Skylarks sang. Hawthorn trees clustered on the hillside below. People appeared and disappeared on long, rising horizons. There were tiny blue flowers in the turf. Quite slowly, she passed out of
the picture, vanishing over one of the immense skylines of the Downs.

Carrying a child: perhaps it was a dream about Marnie, perhaps it wasn’t. If, in the doctor’s consulting room, you acknowledged a dream like that, what might you be admitting to?
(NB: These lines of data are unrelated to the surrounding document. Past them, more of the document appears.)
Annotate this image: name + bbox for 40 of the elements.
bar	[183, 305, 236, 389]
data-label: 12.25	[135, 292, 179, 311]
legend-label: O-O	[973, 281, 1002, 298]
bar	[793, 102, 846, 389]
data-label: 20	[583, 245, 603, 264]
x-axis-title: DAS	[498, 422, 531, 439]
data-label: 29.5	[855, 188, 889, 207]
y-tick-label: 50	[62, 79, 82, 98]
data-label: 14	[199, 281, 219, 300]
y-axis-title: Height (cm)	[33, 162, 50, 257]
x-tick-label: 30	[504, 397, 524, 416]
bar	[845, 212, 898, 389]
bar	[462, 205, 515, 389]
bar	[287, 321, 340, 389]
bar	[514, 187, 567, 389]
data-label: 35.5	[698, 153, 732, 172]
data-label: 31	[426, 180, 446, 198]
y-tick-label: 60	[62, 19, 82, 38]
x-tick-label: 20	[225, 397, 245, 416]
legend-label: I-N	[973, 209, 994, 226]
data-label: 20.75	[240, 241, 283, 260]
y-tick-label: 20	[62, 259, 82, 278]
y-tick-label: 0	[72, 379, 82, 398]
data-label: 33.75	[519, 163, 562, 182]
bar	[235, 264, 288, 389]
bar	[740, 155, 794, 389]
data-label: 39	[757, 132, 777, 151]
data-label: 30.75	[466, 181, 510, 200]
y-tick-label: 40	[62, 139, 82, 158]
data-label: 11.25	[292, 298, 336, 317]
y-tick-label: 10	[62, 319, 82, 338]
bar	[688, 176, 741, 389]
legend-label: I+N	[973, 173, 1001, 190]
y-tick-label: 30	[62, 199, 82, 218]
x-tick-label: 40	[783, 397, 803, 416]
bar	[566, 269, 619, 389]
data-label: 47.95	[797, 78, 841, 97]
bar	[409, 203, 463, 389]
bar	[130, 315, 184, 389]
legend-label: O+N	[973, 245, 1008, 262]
You couldn’t be sure. Anna therefore kept it to herself. But it was always possible to be frank about her standard dream:

The unknown  woman  lay on the black marble floor in some vast echoing space, dressed in a Givenchy gown; someone very old, unchanging but not yet herself; someone, essentially,
waiting to change. Sometimes there was a kind of leaden buzzing noise, less a noise in fact than something that had seeped into you as you dreamed. Or you might hear a kind of high, distant
ringing inside the floor, a kind of tinnitus at the heart of things. Sometimes there was the sense of an audience: someone – it might be you, it might be not – had started  to
clean her teeth then cut her wrists in a hotel bathroom, only then looking up to find tiers of fully-booked seats stretching up into darkness like a university lecture theatre. These were
deranged but self-limiting images you could throw all day like sticks for Helen Alpert to chase – both doctor and patient got plenty of exercise out of that. So today Anna began
refabricating a version of the dream she had once had while Michael was still alive, in which the first false-colour imagery of the Kefahuchi Tract – a new astronomical discovery for a
brand new Millennium – had seemed to detach itself from the television screen and drift up into the dark air of their Boston motel room, where it hung like jewellery in a cheap illusion
then slowly faded away. By that time the room was vast.